Movie tickets cost 25 cents for adults and 15 cents for children. Most of the movies lasted from one-and-a-half to two hours. Springer’s 
upright piano was on the south side near the door about even with the first two rows of seats in the middle. The piano was situated first 
with the seats starting on the south. “The piano was turned just a little ‘catty-cornered’ so I could see the screen,” she said. “I had a 
small desk light that came down on my music. It was shaded out against a glare on the people.” Springer continued as the piano player 
until about mid-1924. Ruby Lee Koon then filled her position.

The small theater building included a ticket cage and a door on either side. “When the show wasn’t open, they had two big billboards with 
advertising pushed against the doors. Inside was a double row of seats against each wall and an aisle with eight or ten seats in the middle 
section. These seats sloped toward the front where the twelve or fourteen feet square screen was on a stage. The stage had drapes on both 
sides that could be pulled together. Small lights on both side walls illuminated the interior,” Springer stated. “This movie house burned 
and was moved across the street where Jack and Thomas Burton managed it for a while.” The theater across the street was called the Grant. 
According to archives, the theater was owned by B.F. Buzby and G.W. Jones. The building, facing west, was on the east side of Oak Street 
between Bell and Center and opened in 1948. It closed in 1958 and most recently served as Sheridan Lumber and Supply Co. Allen Burton, 
whose father served as manager, described in archives how the theater was arranged: “There was a little ticket cage where you paid for your 
admission and a lobby with a concession stand, restrooms and my dad’s office. After entering the lobby you turned either left or right and 
entered one of the two doors leading to the seating area,” Burton noted. “There was a balcony which had a staircase leading up to it and 
the projection room. This balcony was divided with a partition.”

Some moviegoers would enter the theater from behind the ticket cage and up a staircase screened off from the lobby and sat on one side of the 
partition. Special promotions, such as free pass tickets and bank nights, were offered by the theaters. “If a customer was sitting in a certain 
seat on bank night and the manager drew his number, the patron won a cash prize,” Goolsby explained. “Free passes were listed in the local 
newspaper.” Some of the movies playing at the local theaters that were advertised included “The Iron Claw” at Shepherd’s Theater in 1916, “The 
Last Trail,” “The Three Musketeers” and “Havana Widows” at the Gem Theatre in July of 1934; and “Three Comrades” at the Rex Theatre in November 
1939. A 1927 advertisement for the Royal Theatre stated: “Features the best pictures obtainable at all times. A place for good, clean, wholesome 
entertainment. We especially appreciate the patronage of the students.” The opening production for the Grant in 1948 was “Deep Waters” featuring 
Dana Andrews and Jean Peters with Cesar Romero, Dean Stockwell and Anne Revere.

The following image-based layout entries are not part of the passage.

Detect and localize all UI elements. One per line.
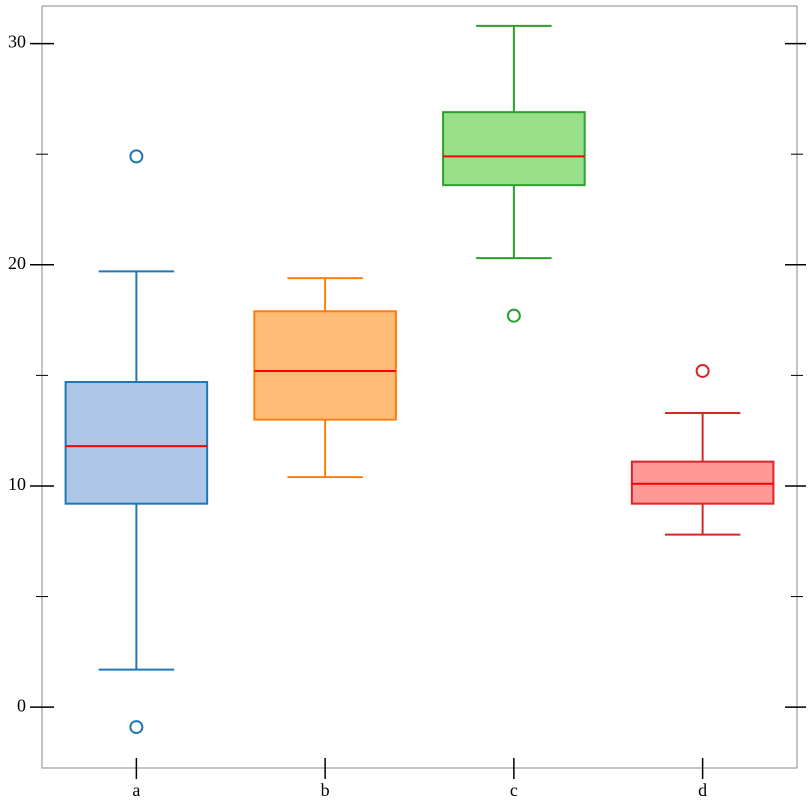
- box: [64, 381, 209, 505]
- x-tick-label: d: [698, 780, 707, 800]
- flier: [129, 149, 144, 164]
- y-tick-label: 30: [8, 32, 26, 52]
- box: [442, 111, 586, 187]
- box: [630, 460, 775, 505]
- x-tick-label: a: [132, 780, 140, 800]
- y-tick-label: 0: [17, 695, 26, 715]
- flier: [506, 308, 521, 323]
- y-tick-label: 10: [8, 474, 26, 494]
- box: [253, 310, 397, 421]
- x-tick-label: b: [321, 780, 330, 800]
- y-tick-label: 20: [8, 253, 26, 273]
- plot-frame: [41, 5, 798, 769]
- flier: [695, 363, 710, 378]
- flier: [129, 720, 144, 735]
- x-tick-label: c: [510, 780, 518, 800]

An advertisement noted the Sheridan High School Orchestra would play several numbers before the pictured started. Other movie theaters in Grant 
County included operations at Leola and Poyen. A movie house opened in Leola about 1948 in a store building located near the post office site. 
It closed about 1958. In Poyen, a theater opened in 1953. Called the Little Town, it was operated by Donald Bailey of Malvern. A.C. Kennedy also 
operated a theater in Poyen at an earlier date.

The “big screen” movies came to Sheridan by way of a drive-in movie site that was built by U. Walker in 1953 on Highway 270 about a mile east of 
Sheridan’s central business district. Called the Drive-In 270 Theatre, the business was purchased by Minnie Clark in 1953 and was closed in 1963. 
There are no movie theaters operating today in Grant County. Goolsby explained that perhaps the biggest impact resulting in the closure of the 
local theaters was the influx of television. “The little theaters were somewhat hampered by the opening of the drive-in but probably the biggest 
impact came from the appearance of television,” he said. “Television is probably the biggest thing responsible for the theaters — and the drive-
in — closing down. People no longer had to leave their homes to see a movie and be entertained.”